Cellular Respiration Process

Cellular respiration is what cells do to break up sugars to give energy they can use. It is one of the most elegant, majestic, and fascinating metabolic pathways on earth. This happens in all forms of life. Cellular respiration takes in food and uses it to create ATP, a chemical that the cell uses for energy. Organisms that do not depend on oxygen degrade foodstuffs in a process called fermentation.

Usually, this process uses oxygen and is called aerobic respiration. It has four stages known as glycolysis, Link reaction, the Krebs cycle, and the electron transport chain. This produces ATP which supplies the energy that cells need to do work. Carbohydrates, fats, and proteins can all be used as fuels in cellular respiration, but glucose is most commonly used as an example to examine the reactions and pathways involved.

When they don’t get enough oxygen, the cells use anaerobic respiration, which doesn’t require oxygen. However, this process produces lactic acid and is not as efficient as when oxygen is used.
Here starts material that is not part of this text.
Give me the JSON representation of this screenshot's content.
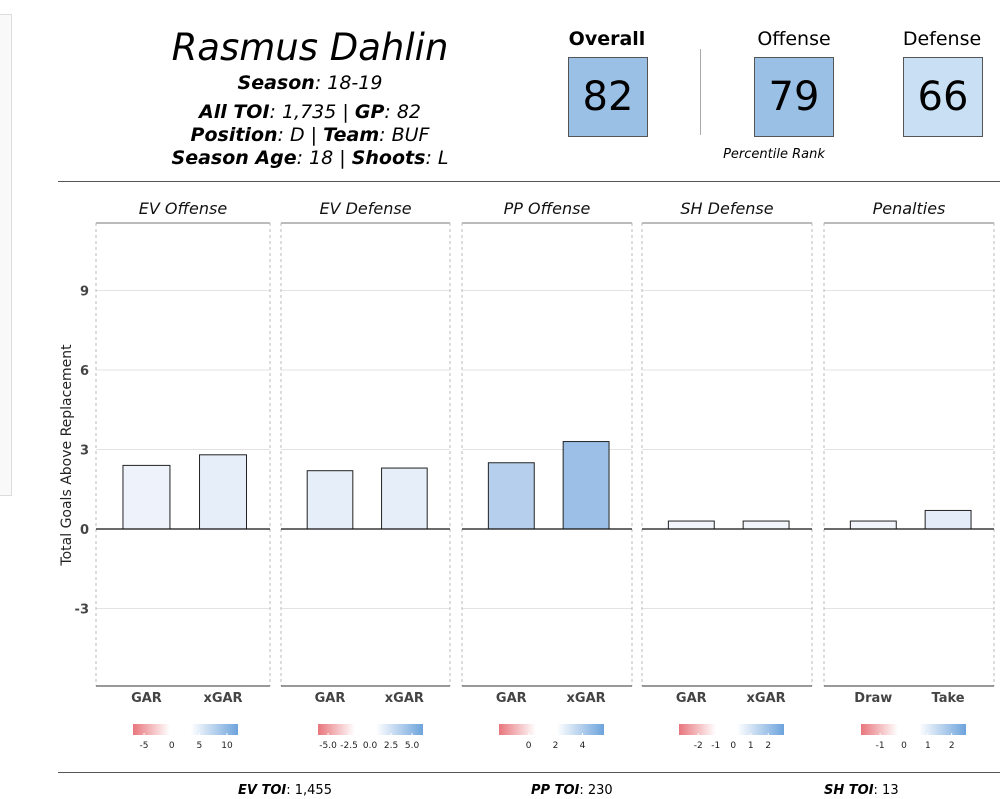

Aerobic respiration, the process that does use oxygen, produces much more energy and doesn’t produce lactic acid. is characteristic of eukaryotic cells when they have sufficient oxygen and most of it takes place in the mitochondria. It also produces carbon dioxide as a waste product, which then enters the circulatory system. The carbon dioxide is taken to the lungs, where it is exchanged for oxygen.

The simplified formula for aerobic cellular respiration is:

C6H12O6 + 6O2 → 6CO2 + 6H2O + Energy (as ATP)The word equation for this is:

Glucose (sugar) + Oxygen → Carbon dioxide + Water + Energy (as ATP)Aerobic cellular respiration has four stages. Each is important, and could not happen without the one before it. The steps of aerobic cellular respiration are:

  • Glycolysis (the break down of glucose) – This step happens in the cytoplasm.
  • Link reaction – Pyruvic Acid is shuttled into the mitochondria, where it is conveyed to a molecule called Acetyl CoA for further breakdown.
  • Krebs cycle – occurs in the mitochondrial matrix, the liquid-y part of the mitochondria.
  • Electron transport chain, or ETC – Occurs in the christie of the mitochondria, the folded membranes inside the chloroplast.